Consider a (ramified) Galois covering of the Riemann sphere $f\colon X\to B=\mathbf P^1(\mathbf C)$, of group $G$. Let $b_1,\dots,b_r\in B $ be the (distinct) ramification points.

Fix a base point $o\in B\setminus\{b_1,\dots,b_r\}$ and for all $i$,
fix an injective $C^1$-path $\gamma_i$ from $o$ to $b_i$ that they do not intersect outside of $o$ (in particular, they avoid the other ramification points). Define an element $\sigma_i$ in $\pi_1(B,o)$ by the following recipe: start from $o$, go along the chosen path until very close to $b_i$, make one turn around $b_i$ in the positive direction, and go back to $o$ along the chosen path. If the cyclic ordering of the points $b_1,\dots,b_r$ is chosen so as to coincide with the angles the paths leaving $o$, then the elements $\sigma_1,\dots,\sigma_r$ generate the group $\pi_1(B,o)$, and there is the single relation $\sigma_1\cdots \sigma_r=e$. (This reflects in particular the fact that the Riemann sphere, and even the complex plane, is simply connected.)

The group $\pi_1(B,o)$ acts naturally on $X$ (on the right) via an anti-homomorphism $\pi_1(B,o)\to G$.

Fix a point $x\in X$ above $o$. The path $\gamma_i$ lifts to a path from $x$ to some point $a_i$ in $X$. The subgroup $G_i$ of $G$ that fixes $a_i$ is cyclic of order $e_i$ (the ramification index at $i$), generated by the action $[\sigma_i]$ of the loop $\sigma_i$.

In particular, $[\sigma_1],\dots,[\sigma_r]$ generate $G$.

The elements $[\sigma_1],...,[\sigma_r]$ depend on the choice of the initial paths $\gamma_i$. Changing those paths turns them into conjugate elements $h_i [\sigma_i] h_i^{-1}$. In particular, their conjugacy classes $C_i$ are well-defined, and $C_1,\dots,C_r$ generate $G$.
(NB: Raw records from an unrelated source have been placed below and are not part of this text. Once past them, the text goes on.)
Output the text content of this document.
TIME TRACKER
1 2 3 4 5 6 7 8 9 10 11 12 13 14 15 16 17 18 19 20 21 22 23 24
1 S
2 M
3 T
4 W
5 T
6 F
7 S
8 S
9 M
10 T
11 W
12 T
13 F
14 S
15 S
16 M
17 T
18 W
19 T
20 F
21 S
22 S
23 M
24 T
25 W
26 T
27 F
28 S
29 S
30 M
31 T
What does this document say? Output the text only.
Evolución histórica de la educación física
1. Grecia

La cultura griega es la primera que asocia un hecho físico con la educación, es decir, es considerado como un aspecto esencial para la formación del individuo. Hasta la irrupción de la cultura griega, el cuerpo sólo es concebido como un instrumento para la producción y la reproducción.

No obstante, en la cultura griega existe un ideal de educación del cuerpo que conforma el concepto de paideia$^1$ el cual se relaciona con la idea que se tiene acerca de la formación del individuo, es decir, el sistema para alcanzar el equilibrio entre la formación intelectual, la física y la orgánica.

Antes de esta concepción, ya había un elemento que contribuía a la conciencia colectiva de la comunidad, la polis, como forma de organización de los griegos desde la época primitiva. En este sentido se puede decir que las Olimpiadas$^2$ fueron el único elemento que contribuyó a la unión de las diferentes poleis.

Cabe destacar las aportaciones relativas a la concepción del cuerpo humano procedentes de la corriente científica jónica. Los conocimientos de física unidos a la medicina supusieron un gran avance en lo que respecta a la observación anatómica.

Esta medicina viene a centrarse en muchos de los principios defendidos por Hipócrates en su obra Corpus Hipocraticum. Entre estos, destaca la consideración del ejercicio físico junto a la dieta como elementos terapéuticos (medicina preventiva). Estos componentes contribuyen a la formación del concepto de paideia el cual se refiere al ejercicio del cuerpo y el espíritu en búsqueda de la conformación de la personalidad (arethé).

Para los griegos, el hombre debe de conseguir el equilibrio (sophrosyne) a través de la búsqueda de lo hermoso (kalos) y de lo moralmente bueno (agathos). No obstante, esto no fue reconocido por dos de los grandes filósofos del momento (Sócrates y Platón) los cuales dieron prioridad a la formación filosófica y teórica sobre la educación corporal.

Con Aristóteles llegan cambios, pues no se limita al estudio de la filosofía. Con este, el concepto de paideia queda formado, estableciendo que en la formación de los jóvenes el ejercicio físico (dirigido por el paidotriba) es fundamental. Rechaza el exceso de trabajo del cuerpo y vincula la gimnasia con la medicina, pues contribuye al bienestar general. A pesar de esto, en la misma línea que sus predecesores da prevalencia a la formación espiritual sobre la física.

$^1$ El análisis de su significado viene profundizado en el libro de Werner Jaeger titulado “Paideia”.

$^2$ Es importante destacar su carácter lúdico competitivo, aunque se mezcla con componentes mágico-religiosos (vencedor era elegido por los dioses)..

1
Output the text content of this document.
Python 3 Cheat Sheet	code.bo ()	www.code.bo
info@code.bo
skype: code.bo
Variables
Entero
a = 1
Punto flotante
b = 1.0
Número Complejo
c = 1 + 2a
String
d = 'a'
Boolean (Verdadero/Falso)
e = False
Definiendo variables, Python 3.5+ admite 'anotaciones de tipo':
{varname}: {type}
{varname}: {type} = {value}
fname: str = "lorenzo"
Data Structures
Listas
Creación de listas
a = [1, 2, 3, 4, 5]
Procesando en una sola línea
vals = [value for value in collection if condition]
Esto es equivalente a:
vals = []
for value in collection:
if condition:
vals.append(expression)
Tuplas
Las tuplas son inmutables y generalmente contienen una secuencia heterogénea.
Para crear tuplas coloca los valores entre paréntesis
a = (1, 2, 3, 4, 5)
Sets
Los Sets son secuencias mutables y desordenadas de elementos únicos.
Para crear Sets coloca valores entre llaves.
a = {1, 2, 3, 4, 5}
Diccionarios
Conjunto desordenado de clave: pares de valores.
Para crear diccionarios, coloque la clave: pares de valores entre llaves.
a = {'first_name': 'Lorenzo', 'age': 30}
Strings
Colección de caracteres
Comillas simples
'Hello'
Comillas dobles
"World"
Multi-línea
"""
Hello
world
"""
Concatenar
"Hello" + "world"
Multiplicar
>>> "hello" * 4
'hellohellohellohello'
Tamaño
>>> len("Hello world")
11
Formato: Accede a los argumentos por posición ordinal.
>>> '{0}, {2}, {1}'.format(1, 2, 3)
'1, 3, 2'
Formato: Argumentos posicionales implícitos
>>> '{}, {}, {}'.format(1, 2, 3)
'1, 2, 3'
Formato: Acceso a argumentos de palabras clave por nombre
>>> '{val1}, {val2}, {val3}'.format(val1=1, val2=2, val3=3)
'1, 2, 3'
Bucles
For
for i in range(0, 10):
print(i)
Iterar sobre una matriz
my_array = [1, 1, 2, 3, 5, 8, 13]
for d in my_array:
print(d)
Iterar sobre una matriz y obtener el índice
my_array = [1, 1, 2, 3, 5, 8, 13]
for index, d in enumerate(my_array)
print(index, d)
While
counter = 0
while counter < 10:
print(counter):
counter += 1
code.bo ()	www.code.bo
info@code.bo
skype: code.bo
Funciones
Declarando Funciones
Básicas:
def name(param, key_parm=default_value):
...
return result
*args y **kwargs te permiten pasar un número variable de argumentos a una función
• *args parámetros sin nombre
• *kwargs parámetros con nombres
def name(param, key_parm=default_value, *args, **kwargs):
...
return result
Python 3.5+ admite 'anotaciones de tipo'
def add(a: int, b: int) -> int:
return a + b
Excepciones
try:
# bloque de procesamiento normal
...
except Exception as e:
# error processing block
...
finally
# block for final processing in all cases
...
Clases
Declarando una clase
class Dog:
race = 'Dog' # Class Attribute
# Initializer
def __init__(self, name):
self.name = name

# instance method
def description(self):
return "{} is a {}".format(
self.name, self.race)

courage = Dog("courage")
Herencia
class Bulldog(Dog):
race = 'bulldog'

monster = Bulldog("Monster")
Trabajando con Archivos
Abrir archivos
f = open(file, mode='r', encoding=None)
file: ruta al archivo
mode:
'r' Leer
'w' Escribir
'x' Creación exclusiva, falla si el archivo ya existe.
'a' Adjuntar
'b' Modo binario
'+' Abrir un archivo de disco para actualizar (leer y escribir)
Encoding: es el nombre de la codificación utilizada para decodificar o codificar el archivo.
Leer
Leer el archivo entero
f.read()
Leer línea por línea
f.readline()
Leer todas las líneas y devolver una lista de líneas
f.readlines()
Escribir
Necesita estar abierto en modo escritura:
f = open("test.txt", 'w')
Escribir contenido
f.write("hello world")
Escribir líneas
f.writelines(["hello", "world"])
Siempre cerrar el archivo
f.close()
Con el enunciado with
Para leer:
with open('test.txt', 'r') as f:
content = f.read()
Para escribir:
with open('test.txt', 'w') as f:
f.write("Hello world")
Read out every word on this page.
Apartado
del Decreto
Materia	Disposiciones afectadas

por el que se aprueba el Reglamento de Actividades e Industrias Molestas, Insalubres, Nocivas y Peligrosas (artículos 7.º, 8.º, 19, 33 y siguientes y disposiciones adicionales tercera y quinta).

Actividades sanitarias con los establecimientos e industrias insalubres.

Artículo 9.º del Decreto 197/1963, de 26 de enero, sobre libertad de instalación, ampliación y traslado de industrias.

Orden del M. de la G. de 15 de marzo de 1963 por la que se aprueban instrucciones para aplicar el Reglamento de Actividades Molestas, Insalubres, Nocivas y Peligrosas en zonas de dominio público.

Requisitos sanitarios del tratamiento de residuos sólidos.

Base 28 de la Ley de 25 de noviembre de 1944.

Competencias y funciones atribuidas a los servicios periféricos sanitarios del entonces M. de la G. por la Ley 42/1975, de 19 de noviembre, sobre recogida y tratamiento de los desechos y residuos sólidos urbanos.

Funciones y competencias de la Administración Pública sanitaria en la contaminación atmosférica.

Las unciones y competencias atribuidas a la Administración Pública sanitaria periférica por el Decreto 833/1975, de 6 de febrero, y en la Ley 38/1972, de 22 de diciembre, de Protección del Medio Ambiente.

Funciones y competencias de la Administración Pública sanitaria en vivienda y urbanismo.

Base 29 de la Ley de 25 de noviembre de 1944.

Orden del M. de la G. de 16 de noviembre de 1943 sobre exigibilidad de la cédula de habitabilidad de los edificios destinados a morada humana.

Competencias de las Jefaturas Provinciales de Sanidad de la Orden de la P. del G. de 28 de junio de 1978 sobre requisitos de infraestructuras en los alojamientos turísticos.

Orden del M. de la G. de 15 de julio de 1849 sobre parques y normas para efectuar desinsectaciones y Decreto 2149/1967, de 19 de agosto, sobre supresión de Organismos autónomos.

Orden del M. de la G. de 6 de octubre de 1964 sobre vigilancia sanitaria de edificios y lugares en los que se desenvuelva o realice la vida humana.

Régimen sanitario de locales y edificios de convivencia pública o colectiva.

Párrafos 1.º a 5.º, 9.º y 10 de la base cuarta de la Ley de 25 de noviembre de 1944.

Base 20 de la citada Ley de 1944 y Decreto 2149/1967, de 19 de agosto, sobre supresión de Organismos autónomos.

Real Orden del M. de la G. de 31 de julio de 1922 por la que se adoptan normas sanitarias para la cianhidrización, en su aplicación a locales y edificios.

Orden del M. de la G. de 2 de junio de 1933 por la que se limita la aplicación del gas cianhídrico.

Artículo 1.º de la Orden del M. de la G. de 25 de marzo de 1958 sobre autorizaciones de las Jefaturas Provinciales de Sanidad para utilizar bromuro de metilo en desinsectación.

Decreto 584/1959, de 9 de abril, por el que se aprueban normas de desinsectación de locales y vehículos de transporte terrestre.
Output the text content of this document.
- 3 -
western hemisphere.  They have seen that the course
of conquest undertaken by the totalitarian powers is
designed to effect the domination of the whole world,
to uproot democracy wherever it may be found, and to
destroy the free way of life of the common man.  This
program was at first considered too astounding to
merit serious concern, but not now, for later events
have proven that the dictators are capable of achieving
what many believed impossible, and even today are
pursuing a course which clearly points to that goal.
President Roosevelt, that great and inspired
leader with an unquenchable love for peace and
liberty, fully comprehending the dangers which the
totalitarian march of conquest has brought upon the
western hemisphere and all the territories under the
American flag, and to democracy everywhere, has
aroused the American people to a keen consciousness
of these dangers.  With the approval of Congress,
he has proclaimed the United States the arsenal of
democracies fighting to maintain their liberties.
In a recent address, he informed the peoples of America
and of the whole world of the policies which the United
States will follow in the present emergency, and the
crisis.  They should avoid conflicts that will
In general, if $G$ is a finite group, one says that a sequence $(C_1,\dots,C_r)$ of conjugacy classes is *rigid* if:

(i). For each $i$, there exists $g_i\in C_i$ such that $g_1\dots g_r=e$ and $(g_1,\dots,g_r)$ generate $G$;

(ii). For any two families $(g_1,\dots,g_r)$ and $(g'_1,\dots,g'_r)$ as in (i) are conjugate by an element $h\in G$: $g'_i=h g_i h^{-1}$ for all $i$.

The interest in the concept — take the time to study Serre's book if you need so — is that the Inverse Galois Problem is “easy” to solve in these cases. The arguments is basically as follows. First of all, one constructs a covering of the Riemann sphere satisfying these geometric properties, where the points $b_i$ are integers, say. By Riemann's existence theorem, this corresponds to a finite field extension $\mathbf C(T)\subset F$, Galois of group $G$, with inertia subgroups corresponding to the given conjugacy classes. Now, consider an arbitrary automorphism of $\mathbf C$; thanks to the rigidity property, it naturally extends to an automorphism of $F$. All these automorphisms allow to construct a canonical subfield $E$ of $F$ such that there is a finite field extension $\mathbf Q(T)\subset E$, that gives $F$ after extending the scalars from $\mathbf Q$ to $\mathbf C$. (I am slightly cheating here, because some cyclotomic extension may enter the picture. Let's pretend there is none, which happens when the classes $C_i$ are “$\mathbf Q$-rational”.)

Let $e\in E$ be a primitive element which is, say, integral over $\mathbf Q[T]$. Its minimal polynomial $P$ belongs to $\mathbf Q[T,X]$, and is irreducible viewed as a polynomial in $\mathbf C[T,X]$.
Now apply Hilbert's irreducibility theorem: for many elements $u\in\mathbf Q$ (“most of them”, in some sense), the polynomial $P(u,X)$ is irreducible in $\mathbf Q[X]$ and generates a Galois extension of $\mathbf Q$ of group $G$. The Inverse Galois problem is solved in this case.